Introduction/Background:
Adrenal cancers are rare and aggressive malignancies. The most common adrenal malignancies include adrenocortical carcinoma (ACC) and pheochromocytoma (of the adrenal medulla). Like other endocrine cancer, adrenal tumors tend to present more commonly in women and, intriguingly, display laterality.

Methods:
A retrospective cohort study was performed using the National Cancer Database (2004–2013). This database covers 70% of all newly diagnosed cases across Commission on Cancer (CoC)-accredited facilities in the United States (US). The data includes demographic and clinical characteristics, histopathological type, cancer staging, administered treatment modalities, and outcomes information.

Results:
A total of 3962 patients were included in the final analysis, of which 1870 (47.2%) had right-sided and 2092 (52.8%) had left-sided adrenal tumors. The mean age of the population was 56.1 ± 15.8 years old and 57.0% were female. To analyze the influence of adrenal tumor laterality, a sub-group analysis was performed on patients with right vs. left-sided tumors. Patients with tumors on the right and left side had similar means ages of 56.1 ± 15.7 and 56.2 ± 16.0, respectively (p=0.87). Left-sided tumors occurred more commonly in female (58.5% vs 55.4%, p=0.05) and White patients (89.2% vs 86.8%, p=0.02). Primary cancer site and tumor grade was similar in both cohorts.
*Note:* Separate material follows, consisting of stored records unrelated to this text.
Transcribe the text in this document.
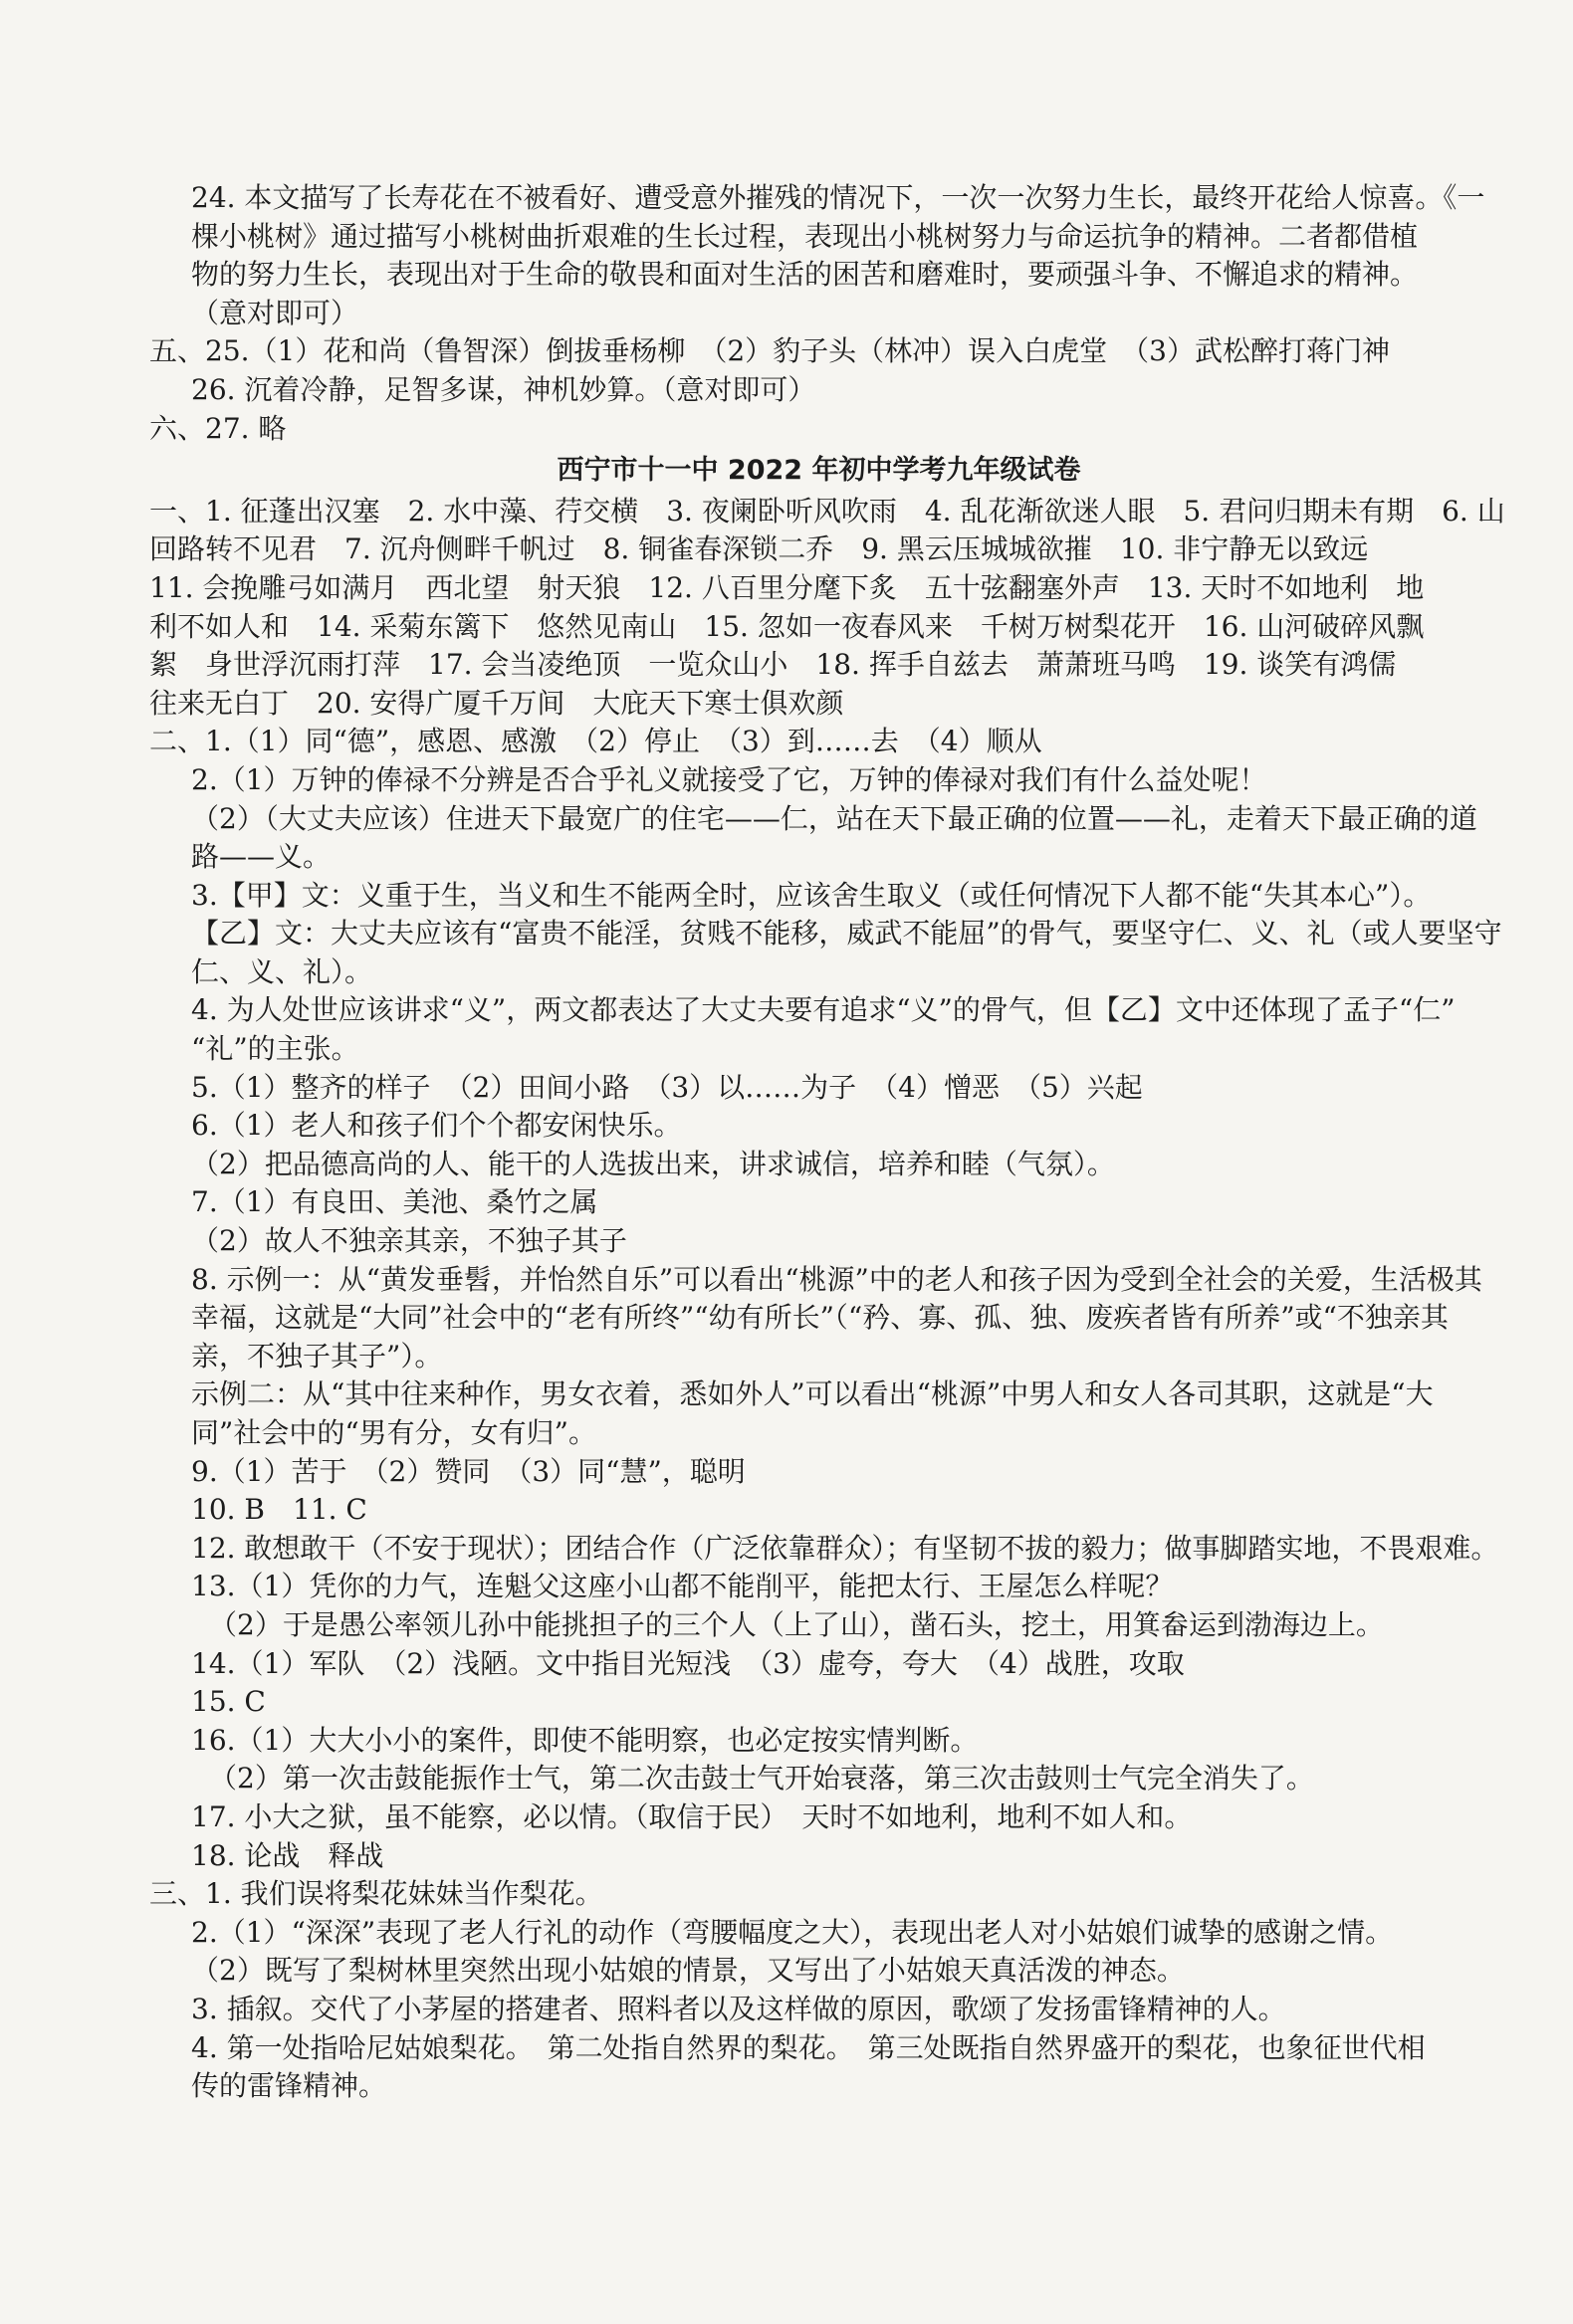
24. 本文描写了长寿花在不被看好、遭受意外摧残的情况下，一次一次努力生长，最终开花给人惊喜。《一
棵小桃树》通过描写小桃树曲折艰难的生长过程，表现出小桃树努力与命运抗争的精神。二者都借植
物的努力生长，表现出对于生命的敬畏和面对生活的困苦和磨难时，要顽强斗争、不懈追求的精神。
（意对即可）
五、25.（1）花和尚（鲁智深）倒拔垂杨柳　（2）豹子头（林冲）误入白虎堂　（3）武松醉打蒋门神
26. 沉着冷静，足智多谋，神机妙算。（意对即可）
六、27. 略
西宁市十一中 2022 年初中学考九年级试卷
一、1. 征蓬出汉塞　2. 水中藻、荇交横　3. 夜阑卧听风吹雨　4. 乱花渐欲迷人眼　5. 君问归期未有期　6. 山
回路转不见君　7. 沉舟侧畔千帆过　8. 铜雀春深锁二乔　9. 黑云压城城欲摧　10. 非宁静无以致远
11. 会挽雕弓如满月　西北望　射天狼　12. 八百里分麾下炙　五十弦翻塞外声　13. 天时不如地利　地
利不如人和　14. 采菊东篱下　悠然见南山　15. 忽如一夜春风来　千树万树梨花开　16. 山河破碎风飘
絮　身世浮沉雨打萍　17. 会当凌绝顶　一览众山小　18. 挥手自兹去　萧萧班马鸣　19. 谈笑有鸿儒
往来无白丁　20. 安得广厦千万间　大庇天下寒士俱欢颜
二、1.（1）同“德”，感恩、感激　（2）停止　（3）到……去　（4）顺从
2.（1）万钟的俸禄不分辨是否合乎礼义就接受了它，万钟的俸禄对我们有什么益处呢！
（2）（大丈夫应该）住进天下最宽广的住宅——仁，站在天下最正确的位置——礼，走着天下最正确的道
路——义。
3.【甲】文：义重于生，当义和生不能两全时，应该舍生取义（或任何情况下人都不能“失其本心”）。
【乙】文：大丈夫应该有“富贵不能淫，贫贱不能移，威武不能屈”的骨气，要坚守仁、义、礼（或人要坚守
仁、义、礼）。
4. 为人处世应该讲求“义”，两文都表达了大丈夫要有追求“义”的骨气，但【乙】文中还体现了孟子“仁”
“礼”的主张。
5.（1）整齐的样子　（2）田间小路　（3）以……为子　（4）憎恶　（5）兴起
6.（1）老人和孩子们个个都安闲快乐。
（2）把品德高尚的人、能干的人选拔出来，讲求诚信，培养和睦（气氛）。
7.（1）有良田、美池、桑竹之属
（2）故人不独亲其亲，不独子其子
8. 示例一：从“黄发垂髫，并怡然自乐”可以看出“桃源”中的老人和孩子因为受到全社会的关爱，生活极其
幸福，这就是“大同”社会中的“老有所终”“幼有所长”（“矜、寡、孤、独、废疾者皆有所养”或“不独亲其
亲，不独子其子”）。
示例二：从“其中往来种作，男女衣着，悉如外人”可以看出“桃源”中男人和女人各司其职，这就是“大
同”社会中的“男有分，女有归”。
9.（1）苦于　（2）赞同　（3）同“慧”，聪明
10. B　11. C
12. 敢想敢干（不安于现状）；团结合作（广泛依靠群众）；有坚韧不拔的毅力；做事脚踏实地，不畏艰难。
13.（1）凭你的力气，连魁父这座小山都不能削平，能把太行、王屋怎么样呢？
（2）于是愚公率领儿孙中能挑担子的三个人（上了山），凿石头，挖土，用箕畚运到渤海边上。
14.（1）军队　（2）浅陋。文中指目光短浅　（3）虚夸，夸大　（4）战胜，攻取
15. C
16.（1）大大小小的案件，即使不能明察，也必定按实情判断。
（2）第一次击鼓能振作士气，第二次击鼓士气开始衰落，第三次击鼓则士气完全消失了。
17. 小大之狱，虽不能察，必以情。（取信于民）　天时不如地利，地利不如人和。
18. 论战　释战
三、1. 我们误将梨花妹妹当作梨花。
2.（1）“深深”表现了老人行礼的动作（弯腰幅度之大），表现出老人对小姑娘们诚挚的感谢之情。
（2）既写了梨树林里突然出现小姑娘的情景，又写出了小姑娘天真活泼的神态。
3. 插叙。交代了小茅屋的搭建者、照料者以及这样做的原因，歌颂了发扬雷锋精神的人。
4. 第一处指哈尼姑娘梨花。　第二处指自然界的梨花。　第三处既指自然界盛开的梨花，也象征世代相
传的雷锋精神。
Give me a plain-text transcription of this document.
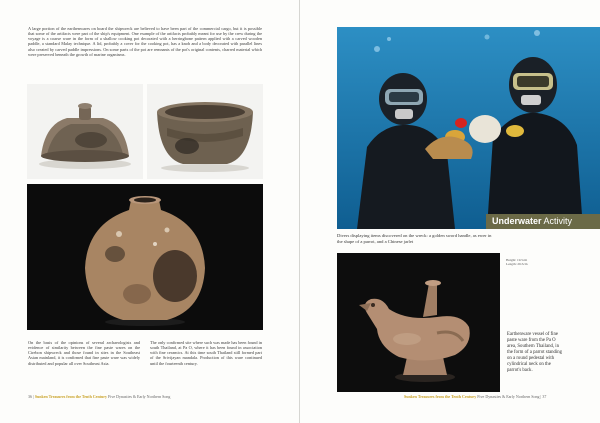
A large portion of the earthenwares on board the shipwreck are believed to have been part of the commercial cargo, but it is possible that some of the artifacts were part of the ship's equipment. One example of the artifacts probably meant for use by the crew during the voyage is a coarse ware in the form of a shallow cooking pot decorated with a herringbone pattern applied with a carved wooden paddle, a standard Malay technique. A lid, probably a cover for the cooking pot, has a knob and a body decorated with parallel lines also created by carved paddle impressions. On some parts of the pot are remnants of the pot's original contents, charred material which were preserved beneath the growth of marine organisms.

On the basis of the opinions of several archaeologists and evidence of similarity between the fine paste wares on the Cirebon shipwreck and those found in sites in the Southeast Asian mainland, it is confirmed that fine paste ware was widely distributed and popular all over Southeast Asia.

The only confirmed site where such was made has been found in south Thailand, at Pa O, where it has been found in association with fine ceramics. At this time south Thailand still formed part of the Srivijayan mandala. Production of this ware continued until the fourteenth century.

36 | Sunken Treasures from the Tenth Century Five Dynasties & Early Northern Song
Underwater Activity

Divers displaying items discovered on the wreck: a golden sword handle, as ewer in the shape of a parrot, and a Chinese jarlet

Height: 19.5cm Length: 26.5cm

Earthenware vessel of fine paste ware from the Pa O area, Southern Thailand, in the form of a parrot standing on a round pedestal with cylindrical neck on the parrot's back.

Sunken Treasures from the Tenth Century Five Dynasties & Early Northern Song | 37
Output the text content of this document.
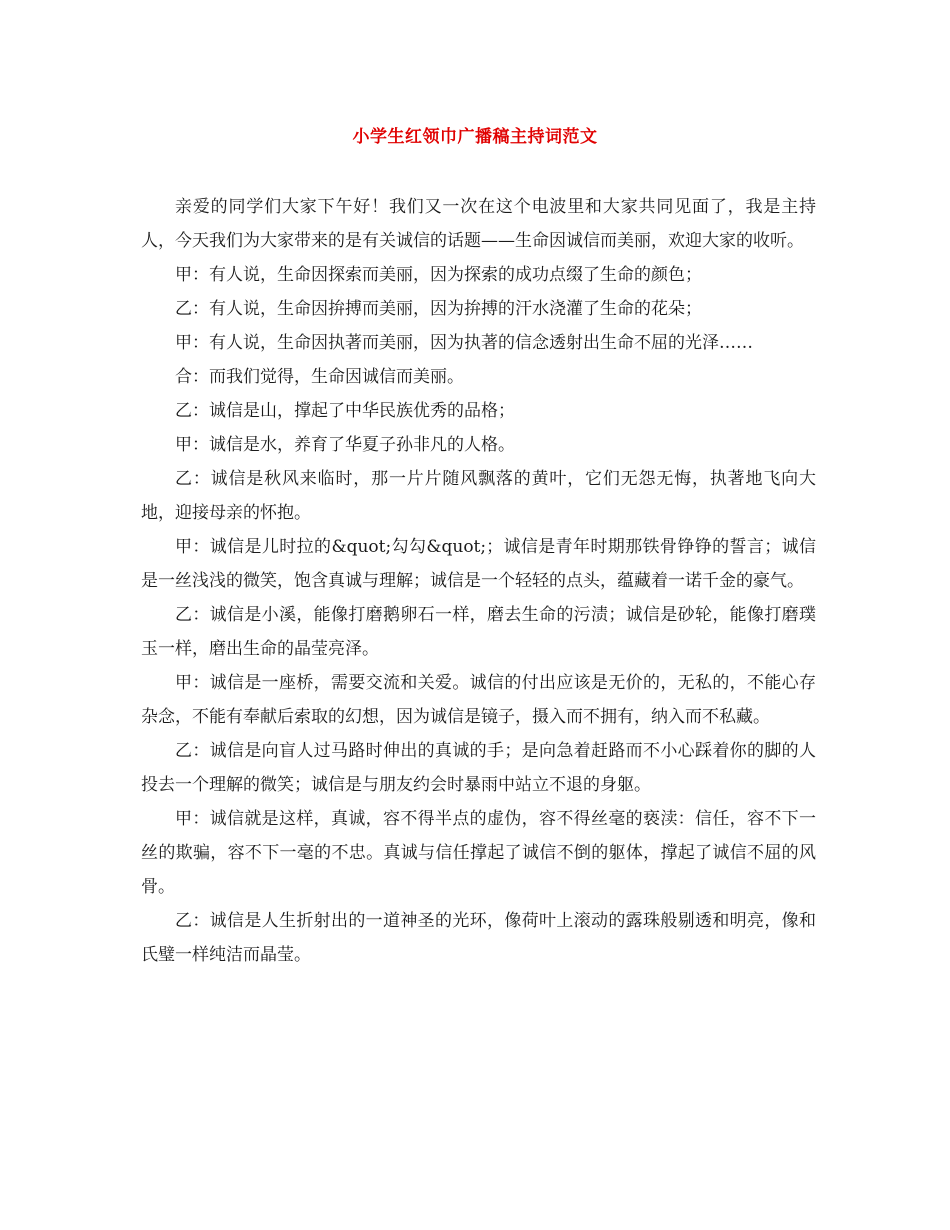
小学生红领巾广播稿主持词范文

亲爱的同学们大家下午好！我们又一次在这个电波里和大家共同见面了，我是主持人，今天我们为大家带来的是有关诚信的话题——生命因诚信而美丽，欢迎大家的收听。

甲：有人说，生命因探索而美丽，因为探索的成功点缀了生命的颜色；

乙：有人说，生命因拚搏而美丽，因为拚搏的汗水浇灌了生命的花朵；

甲：有人说，生命因执著而美丽，因为执著的信念透射出生命不屈的光泽……

合：而我们觉得，生命因诚信而美丽。

乙：诚信是山，撑起了中华民族优秀的品格；

甲：诚信是水，养育了华夏子孙非凡的人格。

乙：诚信是秋风来临时，那一片片随风飘落的黄叶，它们无怨无悔，执著地飞向大地，迎接母亲的怀抱。

甲：诚信是儿时拉的&quot;勾勾&quot;；诚信是青年时期那铁骨铮铮的誓言；诚信是一丝浅浅的微笑，饱含真诚与理解；诚信是一个轻轻的点头，蕴藏着一诺千金的豪气。

乙：诚信是小溪，能像打磨鹅卵石一样，磨去生命的污渍；诚信是砂轮，能像打磨璞玉一样，磨出生命的晶莹亮泽。

甲：诚信是一座桥，需要交流和关爱。诚信的付出应该是无价的，无私的，不能心存杂念，不能有奉献后索取的幻想，因为诚信是镜子，摄入而不拥有，纳入而不私藏。

乙：诚信是向盲人过马路时伸出的真诚的手；是向急着赶路而不小心踩着你的脚的人投去一个理解的微笑；诚信是与朋友约会时暴雨中站立不退的身躯。

甲：诚信就是这样，真诚，容不得半点的虚伪，容不得丝毫的亵渎：信任，容不下一丝的欺骗，容不下一毫的不忠。真诚与信任撑起了诚信不倒的躯体，撑起了诚信不屈的风骨。

乙：诚信是人生折射出的一道神圣的光环，像荷叶上滚动的露珠般剔透和明亮，像和氏璧一样纯洁而晶莹。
Left sidedness was associated with larger tumor size (105 mm vs 98 mm, p=0.037), distant organ metastasis (38.5% vs 31.7%, p=0.028), especially to the lung (21.1% vs 17.0%, p=0.038). Right-sidedness was associated with more advanced T stage (p=0.002) and distant lymph node metastasis (2.1% vs 0.9%, p=0.013). There was no difference in survival between right and left-sided tumors (p=0.0.129).

Conclusions:
Previous studies have proposed that left-sided adrenal tumors are more likely to be visualized by radiologists and surgeons, creating a detection bias for left-sided adrenal tumors. Our study suggests that this detection bias is limited and does not affect tumor staging, presence of metastasis, or prognosis at time of discovery. Our findings suggest that laterality of adrenal tumors is not indicative of tumor staging or survivability and that tumor grade remains a significant predictor of mortality.